The lawsuit, filed by seven area homeowners and six recreational users of Elena Gallegos, contends deed restrictions dating to Albuquerque’s acquisition of the property prohibit construction at the site.

Foothills homeowners near Elena Gallegos argue the proposed education center would increase traffic, block views and reduce area property values.

“Construction would have an irreparable negative impact on their property value and their quiet enjoyment of their property,” the suit said of a couple listed as plaintiffs.

Another couple says the proposed education center would have a “wrap-around observation deck with mounted telescopes” that would offer a view into the couple’s living room.

The suit, filed Thursday in 2nd Judicial District Court, identifies the city of Albuquerque as the sole defendant.

Earlier this year, city officials began exploring the project with the intention of attracting people – particularly schoolchildren – to the park from across Albuquerque.

A feasibility study completed by Dekker/Perich/Sabatini suggested a 4,800-square-foot building with a classroom, lobby, offices, restrooms and storage space, plus a viewing deck that brings the total square footage to 8,000.

But the proposal drew pushback from area homeowners and others who argue the project would detract from the natural beauty of the open space.

The lawsuit alleges that deed restrictions dating to 1982, when the city acquired the property from Albuquerque Academy, limit the property’s use to such “passive recreation uses” as benches, restrooms, shelters and other “minor recreation facilities.”

The deed also gives Albuquerque Academy some authority to veto proposed uses for the 640-acre park.

But Albuquerque Academy officials say they don’t plan to object to the city’s proposal.

“All we’re saying is, we’re allowing public discourse to play out,” said Julianne Puente, Albuquerque Academy head of school.

“We don’t feel it’s our land to control,” Puente said Friday. “I mean, the city bought it.”

Puente and other Albuquerque Academy officials sent a letter to parents and alumni in October outlining the school’s position.

“You may have heard in the local media that a few area homeowners are against the proposal and, in fact, they have asked the school to use the terms of the deed to stop the project from going forward,” the letter said. “However, it is the position of the Academy Board of Trustees and leadership not to interfere with the planning process, which includes further study and opportunities for public input.”

The lawsuit contends that the deed restrictions still apply to the city.

Wade Jackson, an Albuquerque attorney who filed the suit, said Friday that New Mexico law allows such third parties as homeowners to enforce deed restrictions that affect their properties.

An Albuquerque Parks and Recreation Department spokeswoman said Friday that the city has made no decision about where an Elena Gallegos educational center would go inside the park, what it would look like, or if it will even be built at all.
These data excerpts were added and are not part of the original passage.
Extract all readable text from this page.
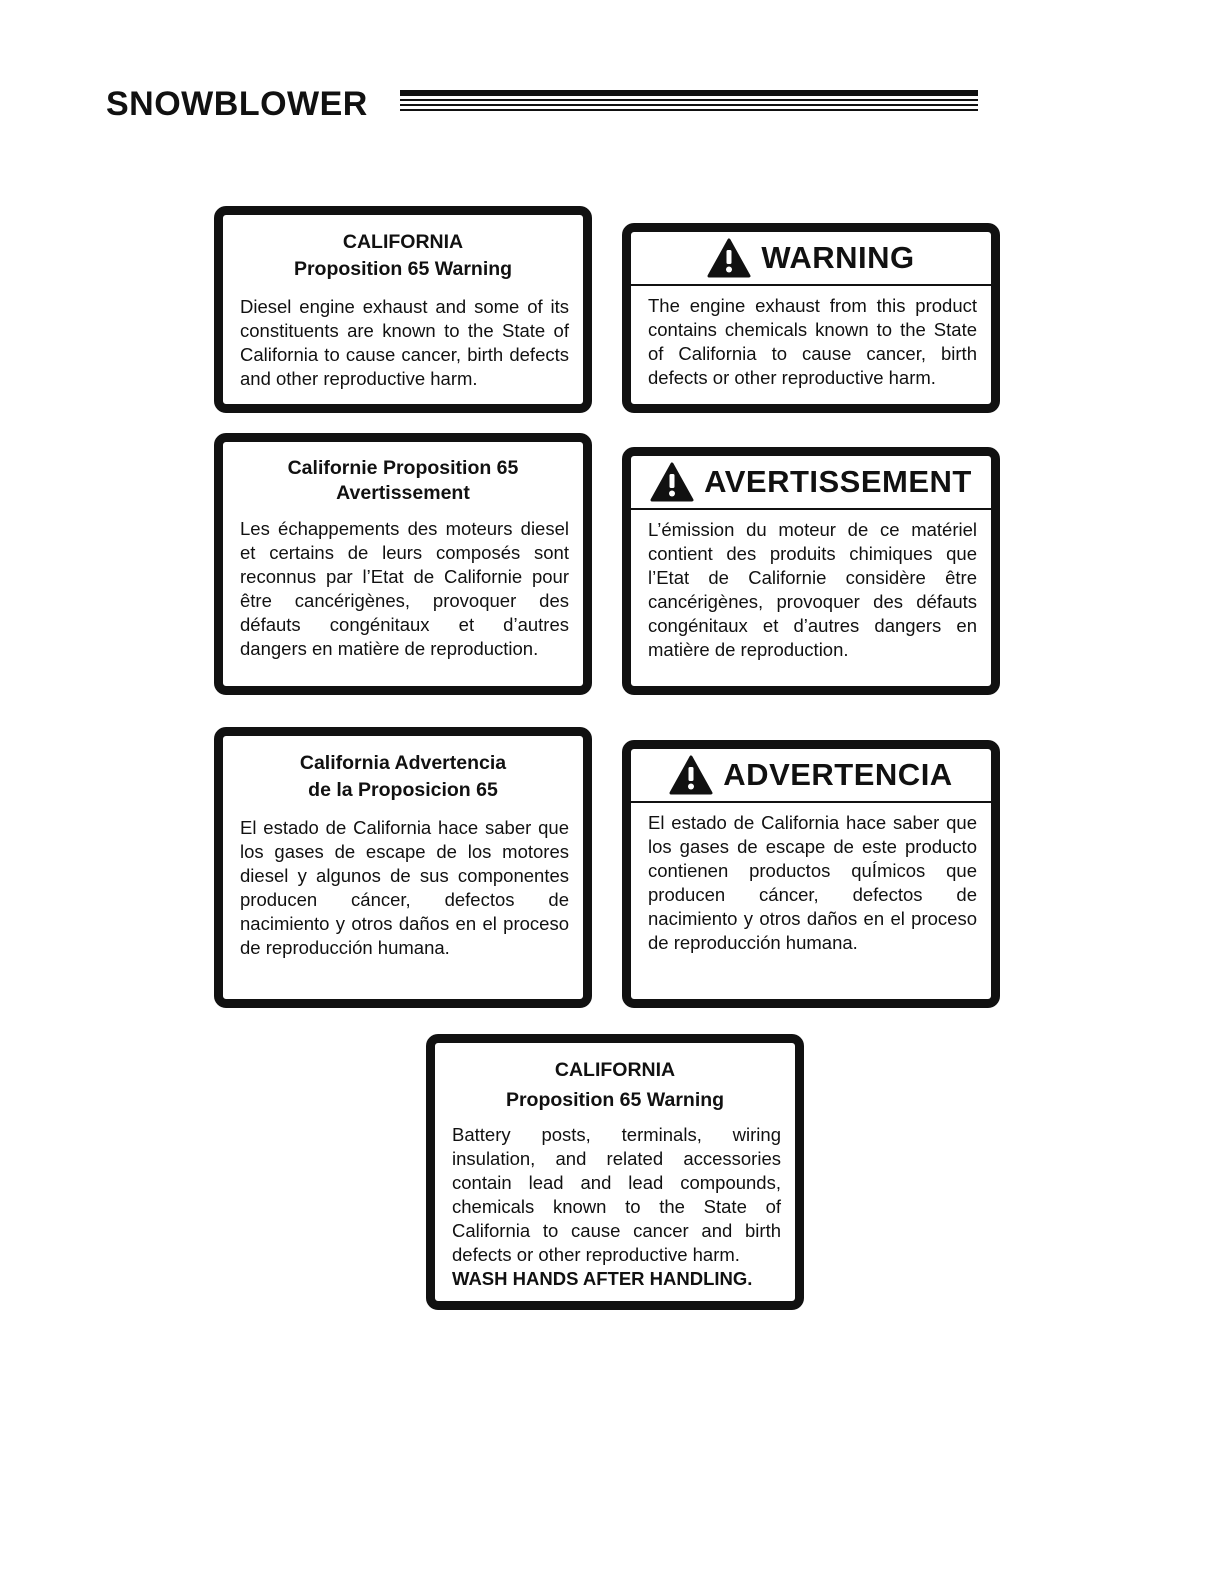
SNOWBLOWER

CALIFORNIA
Proposition 65 Warning

Diesel engine exhaust and some of its constituents are known to the State of California to cause cancer, birth defects and other reproductive harm.

WARNING

The engine exhaust from this product contains chemicals known to the State of California to cause cancer, birth defects or other reproductive harm.

Californie Proposition 65
Avertissement

Les échappements des moteurs diesel et certains de leurs composés sont reconnus par l’Etat de Californie pour être cancérigènes, provoquer des défauts congénitaux et d’autres dangers en matière de reproduction.

AVERTISSEMENT

L’émission du moteur de ce matériel contient des produits chimiques que l’Etat de Californie considère être cancérigènes, provoquer des défauts congénitaux et d’autres dangers en matière de reproduction.

California Advertencia
de la Proposicion 65

El estado de California hace saber que los gases de escape de los motores diesel y algunos de sus componentes producen cáncer, defectos de nacimiento y otros daños en el proceso de reproducción humana.

ADVERTENCIA

El estado de California hace saber que los gases de escape de este producto contienen productos quÍmicos que producen cáncer, defectos de nacimiento y otros daños en el proceso de reproducción humana.

CALIFORNIA
Proposition 65 Warning

Battery posts, terminals, wiring insulation, and related accessories contain lead and lead compounds, chemicals known to the State of California to cause cancer and birth defects or other reproductive harm.

WASH HANDS AFTER HANDLING.
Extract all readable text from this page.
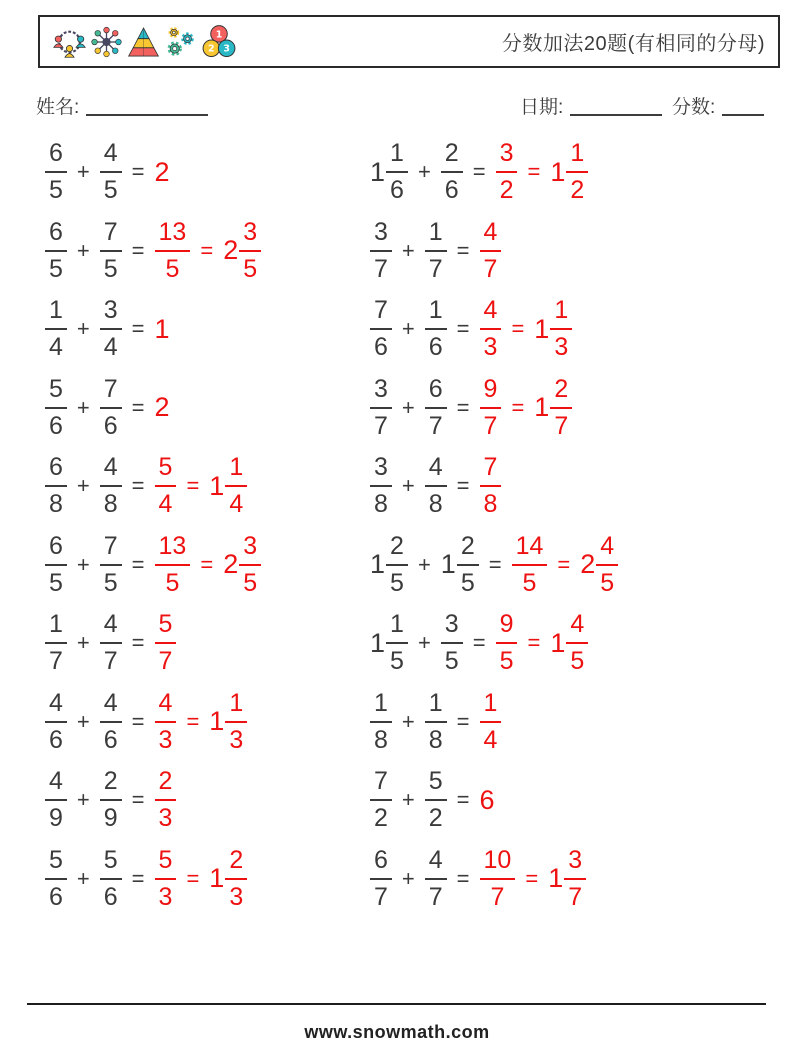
1
2 3	分数加法20题(有相同的分母)
姓名:	日期:	分数:
$\frac{6}{5} + \frac{4}{5} = 2$
$\frac{6}{5} + \frac{7}{5} = \frac{13}{5} = 2 \frac{3}{5}$
$\frac{1}{4} + \frac{3}{4} = 1$
$\frac{5}{6} + \frac{7}{6} = 2$
$\frac{6}{8} + \frac{4}{8} = \frac{5}{4} = 1 \frac{1}{4}$
$\frac{6}{5} + \frac{7}{5} = \frac{13}{5} = 2 \frac{3}{5}$
$\frac{1}{7} + \frac{4}{7} = \frac{5}{7}$
$\frac{4}{6} + \frac{4}{6} = \frac{4}{3} = 1 \frac{1}{3}$
$\frac{4}{9} + \frac{2}{9} = \frac{2}{3}$
$\frac{5}{6} + \frac{5}{6} = \frac{5}{3} = 1 \frac{2}{3}$
$1 \frac{1}{6} + \frac{2}{6} = \frac{3}{2} = 1 \frac{1}{2}$
$\frac{3}{7} + \frac{1}{7} = \frac{4}{7}$
$\frac{7}{6} + \frac{1}{6} = \frac{4}{3} = 1 \frac{1}{3}$
$\frac{3}{7} + \frac{6}{7} = \frac{9}{7} = 1 \frac{2}{7}$
$\frac{3}{8} + \frac{4}{8} = \frac{7}{8}$
$1 \frac{2}{5} + 1 \frac{2}{5} = \frac{14}{5} = 2 \frac{4}{5}$
$1 \frac{1}{5} + \frac{3}{5} = \frac{9}{5} = 1 \frac{4}{5}$
$\frac{1}{8} + \frac{1}{8} = \frac{1}{4}$
$\frac{7}{2} + \frac{5}{2} = 6$
$\frac{6}{7} + \frac{4}{7} = \frac{10}{7} = 1 \frac{3}{7}$
www.snowmath.com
The project remains in the “public input phase,” and there are ongoing environmental and engineering studies, she said.

At this point, spokeswoman Franchesca Perdue said, the city “has done nothing to violate the terms of the deed,” though she noted the deed does allow some types of buildings.

“Whether or not a project would be consistent with the deed will depend on those (future) specifics,” Perdue said in a written response to Journal questions. “(The Parks staff) have had a preliminary discussion with the Albuquerque Academy so that they understand the general project concept and any constraints. As far as we know, the Academy has stated they do not object to the continuation of the public process.”

The city’s feasibility study identified two potential building sites: A spot next to the Cottonwood Springs Trailhead and a parcel inside the park’s paved Loop Road. Perdue also said the proposed 4,800-square-foot floor plan remains conceptual.

“The Open Space Division would not propose a project that we feel would unacceptably impact the Elena Gallegos Open Space, and we will continue to advocate for increased access and social equity in environmental education,” she said.